Que reste-t-il de mai 68 ?

PAR Jean COUDERC et Sébastien VAISSIERE | Photographie de Matthieu SARTRE
Temps de lecture 10 min

C’est bien connu, les soixante-huitards n’ont pas leur pareil pour vanter les mérites de leur révolution. Sauf que 50 ans plus tard, on est en droit de se demander ce qu’il reste de cette époque, en particulier pour les nouvelles générations. Boudu a réuni trois d’entre eux pour parler de l’héritage de 68.
Le tout sous l’oeil attentif de l’historien Rémy Pech, ancien président de l’Université de Toulouse – le Mirail.

 

Mais au fait, Mai 68, c’était quoi ?
Dorian : Une date incontournable qui résonne à plusieurs degrés. Politiquement, c’est avant tout une révolution manquée qui a échoué par trahison des directions des mouvements.
Célian : Mai 68, c’est une révolution qui a transformé la société, même si elle aurait pu davantage apporter.
Romain : J’en ai la vision de l’utopie libertaire, le désir profond de liberté et d’émancipation parce que les valeurs de la société conservatrice avaient fait leur temps.
Rémy : Cela a été un tremblement d’idées comme un tremblement de terre. Les idées ont fusé de partout et les revendications étaient souvent contradictoires.

 

Mai 68, quel apport ?
R : Pas grand-chose au final. Cela a été une sorte de putsch générationnel. Mais ce mouvement a déconstruit toutes les structures traditionnelles de la société (famille, patrie…) sans les remplacer par de nouvelles valeurs. Donc cela a abouti au triomphe de l’individu roi qui s’est retrouvé sans repères. Et cela a conduit à des excès, notamment en matière économique et sociale, et à un consumérisme fou.
D : Mai 68, c’est l’expression de la conscience de classe des travailleurs. On parle souvent de révolution des mœurs en 68. Mais elle est tout autant prolétarienne. Parmi les travailleurs en lutte aujourd’hui, personne ne passe à côté de mai 68. Dans les cortèges, sur les banderoles de la France Insoumise, on peut lire « mai 68-mai 2018, une seule solution : la révolution ».
R.P. : Je ne suis pas d’accord pour dire que cela a accouché d’une souris.

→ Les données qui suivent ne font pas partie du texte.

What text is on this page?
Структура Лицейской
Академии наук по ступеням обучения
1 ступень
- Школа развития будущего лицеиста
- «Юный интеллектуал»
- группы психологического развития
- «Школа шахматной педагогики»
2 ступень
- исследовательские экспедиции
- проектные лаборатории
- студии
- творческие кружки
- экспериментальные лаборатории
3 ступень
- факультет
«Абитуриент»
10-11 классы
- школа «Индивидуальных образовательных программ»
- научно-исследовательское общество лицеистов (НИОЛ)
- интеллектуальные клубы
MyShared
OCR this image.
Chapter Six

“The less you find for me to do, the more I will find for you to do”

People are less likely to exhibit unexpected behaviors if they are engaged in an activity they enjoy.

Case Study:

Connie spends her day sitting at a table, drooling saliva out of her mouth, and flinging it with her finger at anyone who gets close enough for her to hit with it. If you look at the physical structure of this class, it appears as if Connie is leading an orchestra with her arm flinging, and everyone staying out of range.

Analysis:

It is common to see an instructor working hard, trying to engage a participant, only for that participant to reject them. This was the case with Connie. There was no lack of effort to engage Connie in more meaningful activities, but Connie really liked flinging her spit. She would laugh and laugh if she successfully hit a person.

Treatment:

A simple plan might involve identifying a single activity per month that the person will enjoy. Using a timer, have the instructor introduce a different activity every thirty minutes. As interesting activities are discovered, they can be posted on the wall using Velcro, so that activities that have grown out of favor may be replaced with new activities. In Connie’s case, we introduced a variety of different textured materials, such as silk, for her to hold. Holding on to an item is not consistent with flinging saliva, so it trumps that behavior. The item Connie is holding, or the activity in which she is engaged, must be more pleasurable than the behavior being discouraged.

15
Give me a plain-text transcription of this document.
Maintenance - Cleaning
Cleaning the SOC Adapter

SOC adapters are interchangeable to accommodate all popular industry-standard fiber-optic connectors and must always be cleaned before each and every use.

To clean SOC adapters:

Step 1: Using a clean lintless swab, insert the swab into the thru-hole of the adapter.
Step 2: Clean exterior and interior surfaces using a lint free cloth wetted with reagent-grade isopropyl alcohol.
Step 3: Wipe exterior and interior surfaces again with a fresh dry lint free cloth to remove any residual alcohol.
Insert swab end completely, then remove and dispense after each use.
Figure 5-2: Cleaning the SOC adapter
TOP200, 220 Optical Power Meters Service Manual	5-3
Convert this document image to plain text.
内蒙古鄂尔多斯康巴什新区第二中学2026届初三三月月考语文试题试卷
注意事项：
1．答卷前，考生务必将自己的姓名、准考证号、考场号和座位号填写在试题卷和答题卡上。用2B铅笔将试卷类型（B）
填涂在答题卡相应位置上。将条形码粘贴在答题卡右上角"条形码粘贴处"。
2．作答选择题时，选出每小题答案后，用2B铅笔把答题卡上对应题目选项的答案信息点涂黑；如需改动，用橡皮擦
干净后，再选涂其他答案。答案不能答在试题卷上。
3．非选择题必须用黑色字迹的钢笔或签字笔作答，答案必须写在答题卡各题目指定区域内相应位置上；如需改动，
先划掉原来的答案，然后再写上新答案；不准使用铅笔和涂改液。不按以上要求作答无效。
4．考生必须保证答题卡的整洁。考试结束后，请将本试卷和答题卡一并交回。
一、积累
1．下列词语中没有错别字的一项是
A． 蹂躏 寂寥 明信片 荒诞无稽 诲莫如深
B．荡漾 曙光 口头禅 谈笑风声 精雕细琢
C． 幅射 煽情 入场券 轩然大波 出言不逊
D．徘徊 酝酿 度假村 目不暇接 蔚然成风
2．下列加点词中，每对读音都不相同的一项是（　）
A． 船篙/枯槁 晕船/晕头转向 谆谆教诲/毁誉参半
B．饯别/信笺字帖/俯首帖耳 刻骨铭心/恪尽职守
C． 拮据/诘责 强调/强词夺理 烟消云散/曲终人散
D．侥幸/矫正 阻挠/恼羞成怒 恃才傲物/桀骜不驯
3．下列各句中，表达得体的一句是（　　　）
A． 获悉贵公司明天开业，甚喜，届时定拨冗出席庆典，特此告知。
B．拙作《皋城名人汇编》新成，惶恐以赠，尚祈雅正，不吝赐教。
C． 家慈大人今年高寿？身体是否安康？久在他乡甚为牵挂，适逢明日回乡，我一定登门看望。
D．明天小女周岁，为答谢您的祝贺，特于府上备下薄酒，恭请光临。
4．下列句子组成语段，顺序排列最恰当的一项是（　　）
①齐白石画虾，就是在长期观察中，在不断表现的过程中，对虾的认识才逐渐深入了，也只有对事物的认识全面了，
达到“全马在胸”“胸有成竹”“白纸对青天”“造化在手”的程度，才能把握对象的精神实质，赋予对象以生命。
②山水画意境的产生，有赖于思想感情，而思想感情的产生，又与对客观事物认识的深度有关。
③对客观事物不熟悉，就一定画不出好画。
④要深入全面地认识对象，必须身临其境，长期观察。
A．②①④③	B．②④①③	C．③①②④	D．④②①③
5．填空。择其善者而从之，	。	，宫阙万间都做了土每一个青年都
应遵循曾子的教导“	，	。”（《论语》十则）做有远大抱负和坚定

Dans le milieu universitaire, et ce même si tout n’est pas réglé, on a avancé sur la question de la sélection et de l’autonomie. Du côté du mouvement ouvrier, on ne peut pas parler d’un échec total car les syndicats ont été admis dans les entreprises, le Smic a augmenté… Certes la révolution globale de l’État ne s’est pas faite. Mais comme toujours, dans les luttes, il y a des acquis.

 

Les limites de mai 68
R : L’affranchissement de l’autorité, en particulier à l’école, a conduit à saper l’autorité du professeur. C’est également à partir de 68 qu’a commencé le nivellement par le bas. À l’université, c’est pareil. Les facs sont encore très marxisées, c’est même le dernier bastion de la gauche révolutionnaire. Mais c’est un peu un vase clos car la société n’est pas comme ça. L’université doit être un lieu d’excellence, d’étude et de recherche. Ce n’est pas un lieu où l’on fait sa petite révolution pour se sentir exister.
C : Mai 68 a eu des défauts, certes, mais il ne faut pas non plus vouloir tout jeter ! Sur l’université, je ne suis pas d’accord pour dire que cela doit être un lieu d’excellence. L’excellence, c’est tellement subjectif. Il y en a qui ont eu de la chance, un capital culturel au-dessus des autres.

 


La politique et les étudiants
R :
La politique peut avoir sa place à l’université mais il ne faut pas en abuser. Le mouvement actuel est ultra politisé et les étudiants sortent un peu de leur rôle. Je comprends très bien les oppositions contre la loi ORE. Mais aujourd’hui, on s’en éloigne. Dans les AG, on vote le soutien aux zadistes de Notre-Dame-des-Landes, aux cheminots en grève, pour accueillir des réfugiés dans les amphis. Où est le rapport avec la sélection ? Tous les étudiants n’ont pas envie d’être amalgamés dans ça.
C : Mais s’il n’y a pas d’étudiants, il n’y a pas d’université. C’est normal que l’on ait notre mot à dire !
D : En face l’ennemi est le même : c’est le même Macron qui démantèle le service ferroviaire, qui vient de voter la loi asile et immigration, qui veut sélectionner les étudiants à l’université. Si le mouvement n’est pas politique, je ne vois pas ce qu’il peut être d’autre précisément. Dans 10 ans, tous les étudiants seront des travailleurs. A fortiori au Mirail où la majorité seront des fonctionnaires. Donc l’intérêt des étudiants est évident.

 

Les figures de mai 68
R : Cohn-Bendit et compagnie, tous ces libertaires, révolutionnaires communistes sont devenus des libéraux qui soutiennent aujourd’hui la politique ultra-libérale de l’Europe ou de Macron. C’est assez cocasse. Je pense que les soixante-huitards ont été les idiots utiles du capitalisme. Sur le plan sociétal, culturel, il y a eu des avancées. Mais cela reste avant tout un échec institutionnel et politique pour la gauche.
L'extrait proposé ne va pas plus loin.